Hier stand ein Familienhaus noch immer zur Hälfte im Wasser. Der einst liebevoll gepflegte Garten ein Gülletümpel, die Garage noch immer ein Teich. Im Teich neues Leben – Fische, Frösche, die bald ihr Ende finden würden, wenn das restliche Wasser versickert ist. „Im Gartenzaun hing ein 50 cm großer Barsch. Gott sei Dank haben wir keinen Keller“, sagte der Besitzer. Die Gruppe konnte nur ahnen, wie hoch hier das Wasser gestanden haben muss. An der Hauswand konnte man es sehen. Eine grüne Schlammzeichnung etwa auf Kopfhöhe belegte das Ausmaß. Damit die Häuser trocknen können müssen sie entkernt werden. Und so ging es mit Vorschlaghammer und Brechstangen an die Arbeit. Fliesen aus dem Bad entfernen, Wände raus hauen und dank des mitgebrachten Hochdruckreinigers von Patrick konnte die Truppe der Schlammzeichnung an der weissen Hauswand zu Leibe rücken. Ebenfalls ein Knochenjob.










Gruppe 3 fand ihren Einsatz an einer Weide am Ortseingang.

Die „öffentliche Aufgabe“, das Erfüllen der Guidelines.

Die Weide, ein Güllesee. Der Weidenzaun ein Schandfleck, vom Hochwasser gezeichnet, mit Treibgut verklebt und zum Teil zerstört. Im Zaun und den kleinen Teichen darum endlos viele, tote Tiere. Wildschweine, Maulwürfe, Fellnasen, Skelette, halb verweste Körper – sie alle hatten keine Chance dem Hochwasser zu entkommen. Sie ertranken elendig. Es roch nach Tod und Verwesung.

Meter um Meter kämpfte sich die Truppe durch den Treibgutzaun. Mit den Spaten das getrocknete Treibgut zerschlagen, mit den bloßen Händen aus dem Zaun gezogen, auf Haufen gestapelt und diese mit Haken an die Straße geschoben, damit die Stadt sie abholen kann. Aus einem Haufen wurden zwei, wurden drei – wurden schlussendlich acht stinkende Haufen toter Natur. Ein stinkender Job.
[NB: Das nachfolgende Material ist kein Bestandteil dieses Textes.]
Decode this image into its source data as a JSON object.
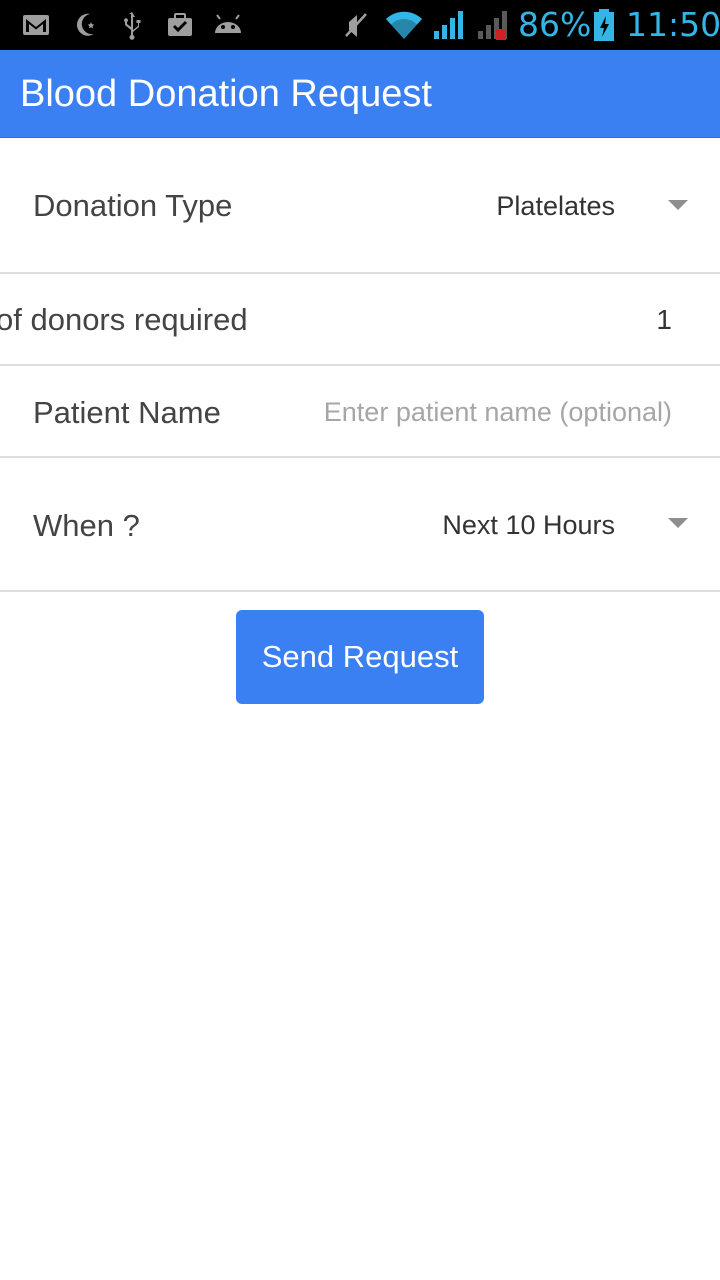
{
  "status_bar": {
    "icons": [
      "gmail-icon",
      "moon-icon",
      "usb-icon",
      "briefcase-icon",
      "android-icon",
      "mute-icon",
      "wifi-icon",
      "signal-icon",
      "signal-roaming-icon",
      "battery-charging-icon"
    ],
    "battery_percent": "86%",
    "time": "11:50",
    "accent_color": "#33b5e5"
  },
  "app_bar": {
    "title": "Blood Donation Request",
    "color": "#3a80f2"
  },
  "form": {
    "donation_type": {
      "label": "Donation Type",
      "value": "Platelates"
    },
    "donors_required": {
      "label": "No. of donors required",
      "visible_label": "of donors required",
      "value": "1"
    },
    "patient_name": {
      "label": "Patient Name",
      "placeholder": "Enter patient name (optional)",
      "value": ""
    },
    "when": {
      "label": "When ?",
      "value": "Next 10 Hours"
    }
  },
  "actions": {
    "send_label": "Send Request"
  }
}
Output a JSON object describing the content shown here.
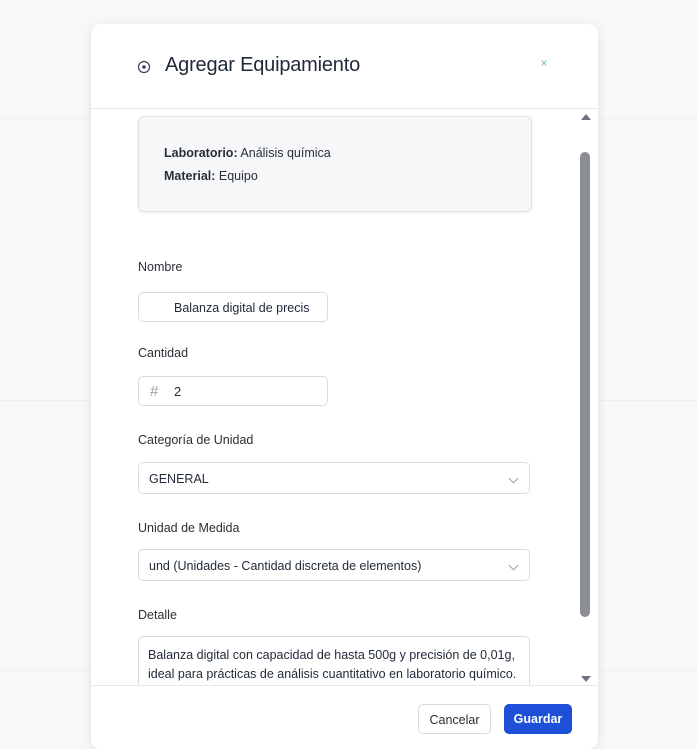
{
  "modal": {
    "title": "Agregar Equipamiento",
    "close_icon": "×",
    "header_icon": "radio-circle-icon"
  },
  "info": {
    "laboratorio_label": "Laboratorio:",
    "laboratorio_value": "Análisis química",
    "material_label": "Material:",
    "material_value": "Equipo"
  },
  "form": {
    "nombre_label": "Nombre",
    "nombre_value": "Balanza digital de precis",
    "cantidad_label": "Cantidad",
    "cantidad_icon": "#",
    "cantidad_value": "2",
    "categoria_label": "Categoría de Unidad",
    "categoria_value": "GENERAL",
    "unidad_label": "Unidad de Medida",
    "unidad_value": "und (Unidades - Cantidad discreta de elementos)",
    "detalle_label": "Detalle",
    "detalle_value": "Balanza digital con capacidad de hasta 500g y precisión de 0,01g, ideal para prácticas de análisis cuantitativo en laboratorio químico."
  },
  "footer": {
    "cancel_label": "Cancelar",
    "save_label": "Guardar"
  },
  "colors": {
    "primary": "#1d4fd8",
    "close": "#6fbfa2"
  }
}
Mittags gegen 13 Uhr gab es für alle Erbsensuppe aus der Kanone bei der Freiwilligen Feuerwehr. Der Weg dorthin führte durch eine komplett zerstörte Siedlung. Existenzberge soweit das Auge reichte. Überall waren Einsatzfahrzeuge der Feuerwehr. Kameraden, die in voller Montur bei 32 Grad die Keller auspumpten und Häuser entkernten. Nachbarschaftshilfe war hier kaum möglich, hier war jeder betroffen und dennoch half man einander.
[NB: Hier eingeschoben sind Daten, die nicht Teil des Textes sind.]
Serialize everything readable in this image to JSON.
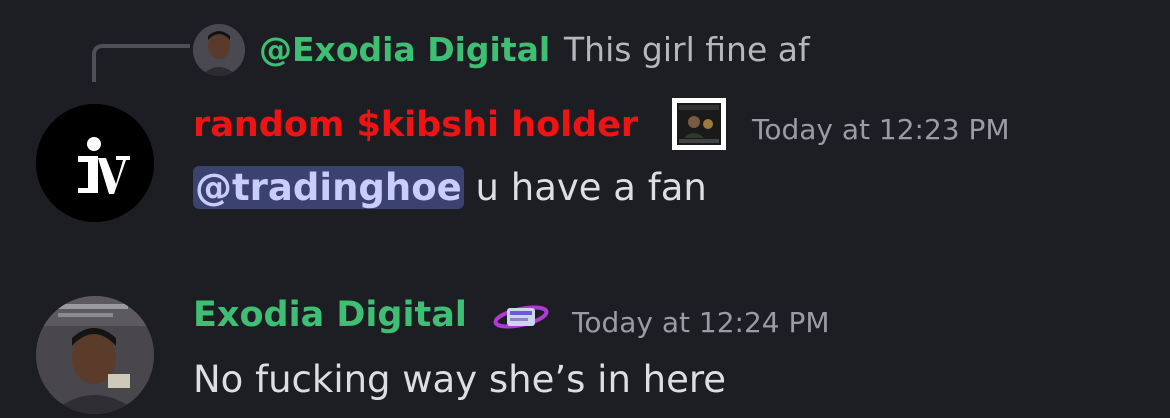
{
  "reply": {
    "author": "@Exodia Digital",
    "text": "This girl fine af"
  },
  "messages": [
    {
      "author": "random $kibshi holder",
      "timestamp": "Today at 12:23 PM",
      "mention": "@tradinghoe",
      "text": " u have a fan",
      "author_color": "#f01313"
    },
    {
      "author": "Exodia Digital",
      "timestamp": "Today at 12:24 PM",
      "text": "No fucking way she’s in here",
      "author_color": "#3fbf73"
    }
  ],
  "colors": {
    "background": "#1d1e23",
    "mention_bg": "#3c4270",
    "mention_fg": "#c9cdfb"
  }
}
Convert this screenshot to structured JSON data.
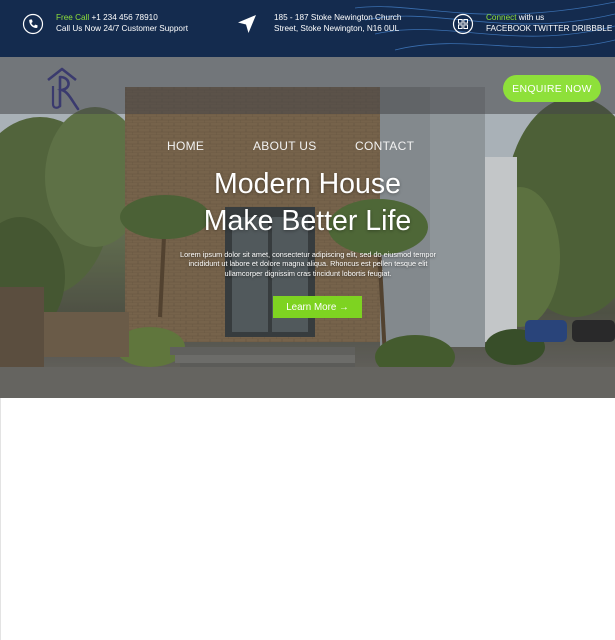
{
  "topbar": {
    "phone": {
      "highlight": "Free Call",
      "number": "+1 234 456 78910",
      "line2": "Call Us Now 24/7 Customer Support",
      "icon": "phone-icon"
    },
    "address": {
      "line1": "185 - 187 Stoke Newington Church",
      "line2": "Street, Stoke Newington, N16 0UL",
      "icon": "location-arrow-icon"
    },
    "social": {
      "highlight": "Connect",
      "rest": " with us",
      "line2": "FACEBOOK TWITTER DRIBBBLE",
      "icon": "qr-grid-icon"
    }
  },
  "nav": {
    "logo": "house-monogram-logo",
    "items": [
      "HOME",
      "ABOUT US",
      "CONTACT"
    ],
    "cta": "ENQUIRE NOW"
  },
  "hero": {
    "title_line1": "Modern House",
    "title_line2": "Make Better Life",
    "lead_line1": "Lorem ipsum dolor sit amet, consectetur adipiscing elit, sed do eiusmod tempor",
    "lead_line2": "incididunt ut labore et dolore magna aliqua. Rhoncus est pellen tesque elit",
    "lead_line3": "ullamcorper dignissim cras tincidunt lobortis feugiat.",
    "button": "Learn More →"
  },
  "colors": {
    "accent": "#8ee03a",
    "topbar": "#142b4e",
    "logo": "#3a3a6e"
  }
}
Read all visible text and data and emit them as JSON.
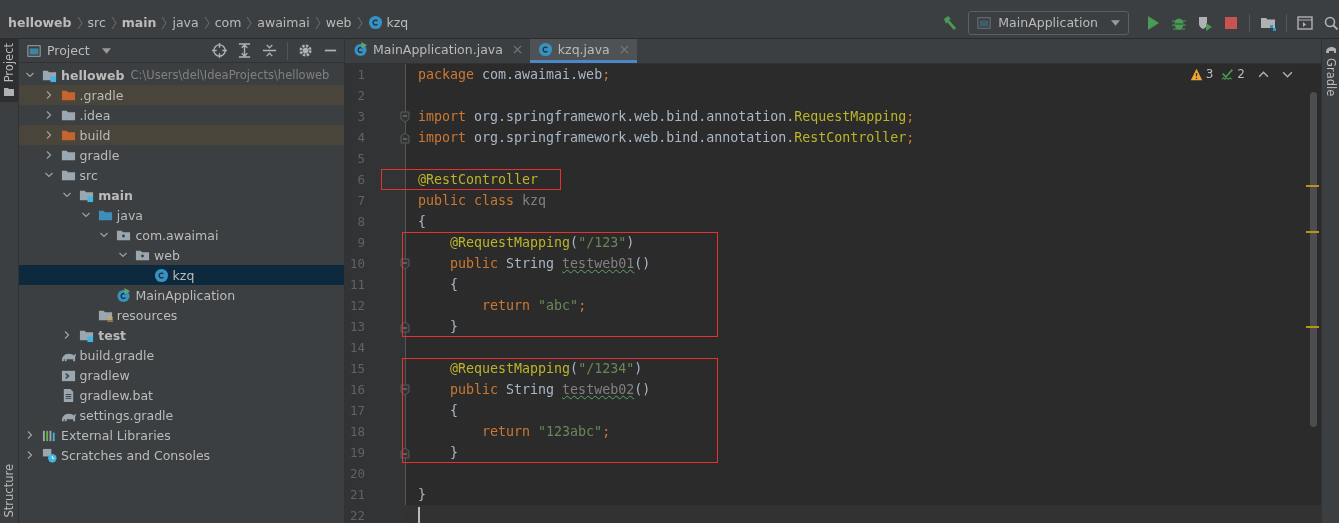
{
  "breadcrumb": [
    {
      "label": "helloweb",
      "bold": true,
      "kind": "folder"
    },
    {
      "label": "src",
      "bold": false,
      "kind": "folder"
    },
    {
      "label": "main",
      "bold": true,
      "kind": "folder"
    },
    {
      "label": "java",
      "bold": false,
      "kind": "folder"
    },
    {
      "label": "com",
      "bold": false,
      "kind": "folder"
    },
    {
      "label": "awaimai",
      "bold": false,
      "kind": "folder"
    },
    {
      "label": "web",
      "bold": false,
      "kind": "folder"
    },
    {
      "label": "kzq",
      "bold": false,
      "kind": "class"
    }
  ],
  "run_config": {
    "label": "MainApplication"
  },
  "side_tabs_left": [
    {
      "label": "Project",
      "selected": true
    },
    {
      "label": "Structure",
      "selected": false
    }
  ],
  "side_tabs_right": [
    {
      "label": "Gradle",
      "selected": false
    }
  ],
  "project_panel": {
    "title": "Project",
    "tree": [
      {
        "label": "helloweb",
        "path": "C:\\Users\\del\\IdeaProjects\\helloweb",
        "kind": "module",
        "bold": true,
        "expanded": true,
        "excluded": false,
        "selected": false,
        "children": [
          {
            "label": ".gradle",
            "kind": "excluded-folder",
            "bold": false,
            "expanded": false,
            "excluded": true,
            "selected": false
          },
          {
            "label": ".idea",
            "kind": "folder",
            "bold": false,
            "expanded": false,
            "excluded": false,
            "selected": false
          },
          {
            "label": "build",
            "kind": "excluded-folder",
            "bold": false,
            "expanded": false,
            "excluded": true,
            "selected": false
          },
          {
            "label": "gradle",
            "kind": "folder",
            "bold": false,
            "expanded": false,
            "excluded": false,
            "selected": false
          },
          {
            "label": "src",
            "kind": "folder",
            "bold": false,
            "expanded": true,
            "excluded": false,
            "selected": false,
            "children": [
              {
                "label": "main",
                "kind": "module",
                "bold": true,
                "expanded": true,
                "excluded": false,
                "selected": false,
                "children": [
                  {
                    "label": "java",
                    "kind": "source-folder",
                    "bold": false,
                    "expanded": true,
                    "excluded": false,
                    "selected": false,
                    "children": [
                      {
                        "label": "com.awaimai",
                        "kind": "package",
                        "bold": false,
                        "expanded": true,
                        "excluded": false,
                        "selected": false,
                        "children": [
                          {
                            "label": "web",
                            "kind": "package",
                            "bold": false,
                            "expanded": true,
                            "excluded": false,
                            "selected": false,
                            "children": [
                              {
                                "label": "kzq",
                                "kind": "class",
                                "bold": false,
                                "excluded": false,
                                "selected": true
                              }
                            ]
                          }
                        ]
                      },
                      {
                        "label": "MainApplication",
                        "kind": "main-class",
                        "bold": false,
                        "excluded": false,
                        "selected": false
                      }
                    ]
                  },
                  {
                    "label": "resources",
                    "kind": "resources-folder",
                    "bold": false,
                    "excluded": false,
                    "selected": false
                  }
                ]
              },
              {
                "label": "test",
                "kind": "module",
                "bold": true,
                "expanded": false,
                "excluded": false,
                "selected": false
              }
            ]
          },
          {
            "label": "build.gradle",
            "kind": "gradle",
            "bold": false,
            "excluded": false,
            "selected": false
          },
          {
            "label": "gradlew",
            "kind": "script",
            "bold": false,
            "excluded": false,
            "selected": false
          },
          {
            "label": "gradlew.bat",
            "kind": "text-file",
            "bold": false,
            "excluded": false,
            "selected": false
          },
          {
            "label": "settings.gradle",
            "kind": "gradle",
            "bold": false,
            "excluded": false,
            "selected": false
          }
        ]
      },
      {
        "label": "External Libraries",
        "kind": "libraries",
        "bold": false,
        "expanded": false,
        "excluded": false,
        "selected": false
      },
      {
        "label": "Scratches and Consoles",
        "kind": "scratches",
        "bold": false,
        "expanded": false,
        "excluded": false,
        "selected": false
      }
    ]
  },
  "editor_tabs": [
    {
      "label": "MainApplication.java",
      "kind": "main-class",
      "selected": false
    },
    {
      "label": "kzq.java",
      "kind": "class",
      "selected": true
    }
  ],
  "inspections": {
    "warnings": "3",
    "typos": "2"
  },
  "code_blocks": [
    {
      "framed": false,
      "lines": [
        {
          "no": "1",
          "kind": "code",
          "current": false,
          "tokens": [
            {
              "kind": "keyword",
              "text": "package"
            },
            {
              "kind": "plain",
              "text": " com.awaimai.web"
            },
            {
              "kind": "keyword",
              "text": ";"
            }
          ]
        },
        {
          "no": "2",
          "kind": "code",
          "current": false
        },
        {
          "no": "3",
          "kind": "fold-start",
          "current": false,
          "tokens": [
            {
              "kind": "keyword",
              "text": "import"
            },
            {
              "kind": "plain",
              "text": " org.springframework.web.bind.annotation."
            },
            {
              "kind": "annotation",
              "text": "RequestMapping"
            },
            {
              "kind": "keyword",
              "text": ";"
            }
          ]
        },
        {
          "no": "4",
          "kind": "fold-end",
          "current": false,
          "tokens": [
            {
              "kind": "keyword",
              "text": "import"
            },
            {
              "kind": "plain",
              "text": " org.springframework.web.bind.annotation."
            },
            {
              "kind": "annotation",
              "text": "RestController"
            },
            {
              "kind": "keyword",
              "text": ";"
            }
          ]
        },
        {
          "no": "5",
          "kind": "code",
          "current": false
        }
      ]
    },
    {
      "framed": true,
      "lines": [
        {
          "no": "6",
          "kind": "code",
          "current": false,
          "tokens": [
            {
              "kind": "annotation",
              "text": "@RestController"
            }
          ]
        }
      ]
    },
    {
      "framed": false,
      "lines": [
        {
          "no": "7",
          "kind": "code",
          "current": false,
          "tokens": [
            {
              "kind": "keyword",
              "text": "public class"
            },
            {
              "kind": "unused",
              "text": " kzq"
            }
          ]
        },
        {
          "no": "8",
          "kind": "code",
          "current": false,
          "tokens": [
            {
              "kind": "plain",
              "text": "{"
            }
          ]
        }
      ]
    },
    {
      "framed": true,
      "lines": [
        {
          "no": "9",
          "kind": "code",
          "current": false,
          "tokens": [
            {
              "kind": "annotation",
              "text": "    @RequestMapping"
            },
            {
              "kind": "plain",
              "text": "("
            },
            {
              "kind": "string",
              "text": "\"/123\""
            },
            {
              "kind": "plain",
              "text": ")"
            }
          ]
        },
        {
          "no": "10",
          "kind": "fold-start",
          "current": false,
          "tokens": [
            {
              "kind": "keyword",
              "text": "    public"
            },
            {
              "kind": "plain",
              "text": " String "
            },
            {
              "kind": "typo",
              "text": "testweb01"
            },
            {
              "kind": "plain",
              "text": "()"
            }
          ]
        },
        {
          "no": "11",
          "kind": "code",
          "current": false,
          "tokens": [
            {
              "kind": "plain",
              "text": "    {"
            }
          ]
        },
        {
          "no": "12",
          "kind": "code",
          "current": false,
          "tokens": [
            {
              "kind": "keyword",
              "text": "        return"
            },
            {
              "kind": "string",
              "text": " \"abc\""
            },
            {
              "kind": "keyword",
              "text": ";"
            }
          ]
        },
        {
          "no": "13",
          "kind": "fold-end",
          "current": false,
          "tokens": [
            {
              "kind": "plain",
              "text": "    }"
            }
          ]
        }
      ]
    },
    {
      "framed": false,
      "lines": [
        {
          "no": "14",
          "kind": "code",
          "current": false
        }
      ]
    },
    {
      "framed": true,
      "lines": [
        {
          "no": "15",
          "kind": "code",
          "current": false,
          "tokens": [
            {
              "kind": "annotation",
              "text": "    @RequestMapping"
            },
            {
              "kind": "plain",
              "text": "("
            },
            {
              "kind": "string",
              "text": "\"/1234\""
            },
            {
              "kind": "plain",
              "text": ")"
            }
          ]
        },
        {
          "no": "16",
          "kind": "fold-start",
          "current": false,
          "tokens": [
            {
              "kind": "keyword",
              "text": "    public"
            },
            {
              "kind": "plain",
              "text": " String "
            },
            {
              "kind": "typo",
              "text": "testweb02"
            },
            {
              "kind": "plain",
              "text": "()"
            }
          ]
        },
        {
          "no": "17",
          "kind": "code",
          "current": false,
          "tokens": [
            {
              "kind": "plain",
              "text": "    {"
            }
          ]
        },
        {
          "no": "18",
          "kind": "code",
          "current": false,
          "tokens": [
            {
              "kind": "keyword",
              "text": "        return"
            },
            {
              "kind": "string",
              "text": " \"123abc\""
            },
            {
              "kind": "keyword",
              "text": ";"
            }
          ]
        },
        {
          "no": "19",
          "kind": "fold-end",
          "current": false,
          "tokens": [
            {
              "kind": "plain",
              "text": "    }"
            }
          ]
        }
      ]
    },
    {
      "framed": false,
      "lines": [
        {
          "no": "20",
          "kind": "code",
          "current": false
        },
        {
          "no": "21",
          "kind": "code",
          "current": false,
          "tokens": [
            {
              "kind": "plain",
              "text": "}"
            }
          ]
        },
        {
          "no": "22",
          "kind": "code",
          "current": true
        }
      ]
    }
  ]
}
Bei Suppe zu essen war kaum möglich. Insekten die in der zerstörten Natur nichts mehr fanden stürzten sich auf die Erbsensuppe. Die Sonne brannte. Plötzlich fiel auf, dass einer fehlt. Marius von den NE-Finders. „Die haben ihn oben hingelegt, dem gings nicht gut“ - Schock. Es gab bereits vier tote Helfer und nun lag da einer von uns. Zum Glück „nur“, weil er die Nacht durchgefahren war, kaum geschlafen hatte und die Sonne ihr übriges tat. Aber so was kann auch anders ausgehen …

Vielleicht hatten wir das alles doch unterschätzt? Aber er und die Feuerwehr redeten der Orga gut zu und so hinterließen wir eine Nummer für den Notfall und fuhren mit mulmigem Gefühl zurück an die Einsatzorte.
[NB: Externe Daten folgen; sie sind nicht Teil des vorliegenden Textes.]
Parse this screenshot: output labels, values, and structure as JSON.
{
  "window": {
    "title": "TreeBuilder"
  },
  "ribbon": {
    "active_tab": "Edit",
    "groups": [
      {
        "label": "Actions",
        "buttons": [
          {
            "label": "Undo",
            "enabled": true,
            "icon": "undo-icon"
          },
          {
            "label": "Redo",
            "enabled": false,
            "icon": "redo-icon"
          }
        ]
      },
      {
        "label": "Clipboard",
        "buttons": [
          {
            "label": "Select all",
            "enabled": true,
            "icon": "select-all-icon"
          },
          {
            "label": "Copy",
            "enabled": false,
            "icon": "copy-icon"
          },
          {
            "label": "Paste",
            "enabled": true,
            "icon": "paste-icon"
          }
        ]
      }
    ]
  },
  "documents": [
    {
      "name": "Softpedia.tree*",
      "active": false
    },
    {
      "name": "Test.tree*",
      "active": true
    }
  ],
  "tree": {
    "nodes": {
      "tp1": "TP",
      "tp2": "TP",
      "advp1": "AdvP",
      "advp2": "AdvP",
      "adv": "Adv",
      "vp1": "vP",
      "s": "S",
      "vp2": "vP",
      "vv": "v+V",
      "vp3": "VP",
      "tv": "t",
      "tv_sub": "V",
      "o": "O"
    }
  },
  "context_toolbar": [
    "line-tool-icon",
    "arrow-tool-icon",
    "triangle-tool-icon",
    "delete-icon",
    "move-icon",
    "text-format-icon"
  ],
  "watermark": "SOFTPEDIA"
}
Wenn man bedenkt, dass die Anwohner jeden Tag in der brühenden Hitze schaffen. Die können nicht einfach aufhören, sie müssen retten, was zu retten ist.




Gegen 16.30 Uhr waren Teile der Gruppe 2 und 3 mit ihren Arbeiten durch. Wir bildeten eine neue Gruppe und fanden unseren Einsatz in Kabelitz. Uns war bekannt, dass es dieses Nebendorf von Fischbeck mit am schlimmsten getroffen hat. In der Dorfstraße 31-41 fanden wir unseren Einsatz. Auch hier Berge von Inventar und Bauschutt vor dem Haus. Ärmel hoch und angepackt. Rausreißen, Keller leer räumen, Schutt vortragen. Irgendwann fiel Denwit auf, dass alle Häuser in der Straße normal aussehen. Keine Hochwasserspuren. Er und Heiduane unterhielten sich mit einem alten Mann, einem Anwohner: „Hier war gar kein Hochwasser. Einigen von uns lief ein wenig der Keller voll, aber Hochwasser hatten wir nicht. Da müsster nach Fischbeck fahren. Die hat es schwer getroffen, komplett abgesoffen die armen Leut´. Hier die Jungs, die haben während des Hochwassers das Haus günstig gekauft und werden es renovieren, weil es alt ist.“ Die Jungs sind fast durchgedreht. Von schwer getroffenen Familien zu jungen Leuten, denen Hilfe grade recht kommt. Kurzerhand packten wir unsere Sachen ein und machten uns nach zwei Stunden des helfens bei Renovierungsarbeiten auf den Weg zum Schlafplatz. „Ich hätte ihn am liebsten umgehauen...“, da waren sich wohl alle einig.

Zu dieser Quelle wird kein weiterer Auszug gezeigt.